Axe Chine-Iran : une défense aérienne made in China ?

Lorsque la Chine agit sur la scène internationale, elle apparaît souvent avec deux visages. Les deux semblent être en contradiction directe. Aux yeux du monde extérieur, la République populaire se présente comme une puissance pacificatrice neutre. Lundi, Guo Jiaokun, porte-parole du ministère des Affaires étrangères à Pékin, a souligné que les récents pourparlers entre les États-Unis et l’Iran constituaient un pas dans la bonne direction : les deux parties devraient résoudre le conflit par la voie diplomatique, affirme-t-on.

Et pourtant, de plus en plus d’indications suggèrent que la Chine souhaite utiliser le cessez-le-feu pour armer militairement son partenaire stratégique, l’Iran. Selon les informations des renseignements américains, Pékin serait sur le point de livrer des missiles anti-aériens à Téhéran. La chaîne de télévision américaine CNN l’a d’abord rapporté en exclusivité, puis l’agence de presse Reuters a emboîté le pas – les deux médias citent plusieurs sources.

L’ambassade de Chine à Washington a immédiatement démenti ces allégations. Et pourtant, cela ne signifie pas grand-chose : la Chine a également nié des accusations similaires l’année dernière. Et depuis lors, il est presque certain que la République populaire fournira à l’Iran des précurseurs chimiques pour le carburant des fusées ainsi que des pièces détachées pour la production de drones.

Il ne peut pas être vérifié de manière indépendante si le rapport actuel de CNN est correct. Mais il existe des preuves suggérant que les sources ont poussé ces allégations pour des raisons tactiques afin d’accroître la pression publique sur la Chine. Lorsque le président américain Donald Trump a été interrogé à ce sujet, il a lancé un bref avertissement : « Si la Chine fait cela, elle aura de gros problèmes. »

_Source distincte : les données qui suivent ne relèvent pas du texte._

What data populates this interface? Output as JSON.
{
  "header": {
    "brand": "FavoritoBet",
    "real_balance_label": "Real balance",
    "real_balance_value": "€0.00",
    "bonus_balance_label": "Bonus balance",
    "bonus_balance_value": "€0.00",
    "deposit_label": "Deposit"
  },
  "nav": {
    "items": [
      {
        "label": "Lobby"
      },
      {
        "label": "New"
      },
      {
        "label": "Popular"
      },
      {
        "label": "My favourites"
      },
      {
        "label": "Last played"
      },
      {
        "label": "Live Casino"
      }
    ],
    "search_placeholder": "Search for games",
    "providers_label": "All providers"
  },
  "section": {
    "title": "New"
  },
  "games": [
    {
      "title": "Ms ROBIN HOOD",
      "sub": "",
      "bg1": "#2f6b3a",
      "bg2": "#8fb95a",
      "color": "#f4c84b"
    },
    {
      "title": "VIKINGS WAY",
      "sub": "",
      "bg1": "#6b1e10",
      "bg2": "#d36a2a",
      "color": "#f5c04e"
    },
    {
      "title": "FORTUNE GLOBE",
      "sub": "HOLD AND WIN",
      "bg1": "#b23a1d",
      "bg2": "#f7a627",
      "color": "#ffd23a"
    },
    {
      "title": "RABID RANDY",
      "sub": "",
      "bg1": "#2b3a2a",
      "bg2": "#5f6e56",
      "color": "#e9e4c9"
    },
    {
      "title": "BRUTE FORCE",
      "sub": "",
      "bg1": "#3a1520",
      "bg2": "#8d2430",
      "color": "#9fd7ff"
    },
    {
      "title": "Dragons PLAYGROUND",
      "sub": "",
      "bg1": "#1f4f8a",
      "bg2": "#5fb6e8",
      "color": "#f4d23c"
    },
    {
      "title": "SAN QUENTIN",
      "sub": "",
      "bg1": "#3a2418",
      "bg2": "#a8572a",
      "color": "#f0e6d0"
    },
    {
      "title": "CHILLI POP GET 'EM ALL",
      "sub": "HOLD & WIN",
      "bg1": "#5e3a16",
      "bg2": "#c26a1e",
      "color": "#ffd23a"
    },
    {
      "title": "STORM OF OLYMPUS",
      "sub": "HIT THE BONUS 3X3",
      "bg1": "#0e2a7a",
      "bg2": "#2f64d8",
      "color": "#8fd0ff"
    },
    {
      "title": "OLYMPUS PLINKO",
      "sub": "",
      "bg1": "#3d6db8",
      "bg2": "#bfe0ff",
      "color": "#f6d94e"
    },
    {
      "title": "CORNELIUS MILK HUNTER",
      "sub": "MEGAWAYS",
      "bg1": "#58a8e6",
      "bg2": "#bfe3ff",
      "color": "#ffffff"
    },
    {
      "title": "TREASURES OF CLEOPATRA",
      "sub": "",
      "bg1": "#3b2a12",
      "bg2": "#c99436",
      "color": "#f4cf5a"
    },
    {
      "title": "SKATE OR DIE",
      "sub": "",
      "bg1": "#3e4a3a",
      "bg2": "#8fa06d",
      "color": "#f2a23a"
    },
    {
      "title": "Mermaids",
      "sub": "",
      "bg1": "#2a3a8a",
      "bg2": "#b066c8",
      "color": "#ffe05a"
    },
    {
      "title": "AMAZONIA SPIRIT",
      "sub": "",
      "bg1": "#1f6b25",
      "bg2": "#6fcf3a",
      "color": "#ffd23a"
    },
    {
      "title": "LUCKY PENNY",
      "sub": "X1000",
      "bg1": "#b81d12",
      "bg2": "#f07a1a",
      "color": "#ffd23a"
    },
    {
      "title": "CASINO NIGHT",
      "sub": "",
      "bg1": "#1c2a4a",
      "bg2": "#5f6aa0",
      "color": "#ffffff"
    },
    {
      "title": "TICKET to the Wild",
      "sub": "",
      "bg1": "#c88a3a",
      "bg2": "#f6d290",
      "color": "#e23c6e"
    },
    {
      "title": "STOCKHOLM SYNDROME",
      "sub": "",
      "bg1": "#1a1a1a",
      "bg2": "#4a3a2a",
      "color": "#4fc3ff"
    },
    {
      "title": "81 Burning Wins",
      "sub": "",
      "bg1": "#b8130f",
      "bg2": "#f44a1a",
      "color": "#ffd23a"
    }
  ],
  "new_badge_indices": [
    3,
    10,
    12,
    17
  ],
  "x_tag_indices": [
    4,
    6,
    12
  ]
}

Le double jeu de la Chine a déjà pu être observé à propos de la guerre en Ukraine : l’État s’est présenté comme un ardent négociateur de la paix, mais en réalité la machine de guerre de Poutine continue de fonctionner depuis plus de quatre ans – les entreprises chinoises exportant une grande partie des biens à double usage vers la Russie, sans lesquels le Kremlin n’aurait jamais pu intensifier la guerre contre l’Ukraine comme il l’a fait.

Si la Chine fait cela, elle aura de gros problèmes

Donald Trump, président américain

Les livraisons directes d’armes constituent jusqu’à présent une ligne rouge

Mais les livraisons directes d’armes à une région en guerre active ont toujours été une ligne rouge pour la Chine. Si ce plafond était cette fois dépassé, cela constituerait une immense provocation pour les États-Unis. La Chine pourrait tester sa technologie militaire dans une situation de conflit réel – et contre son rival direct, les États-Unis.

Moralement, la Chine peut considérer qu’elle a raison car, avec l’Iran, elle a un partenaire stratégique qui l’aide à se défendre. Et il était en fait peu probable que les services secrets étrangers en soient informés : les systèmes d’armes suspectés sont en effet des « MANDAPS », en allemand « missiles anti-aériens à guidage unique ». Ils sont suffisamment petits pour être transportés via l’espace aérien – et selon CNN, le plan était de faire passer les exportations par des pays tiers afin de dissimuler leur véritable origine.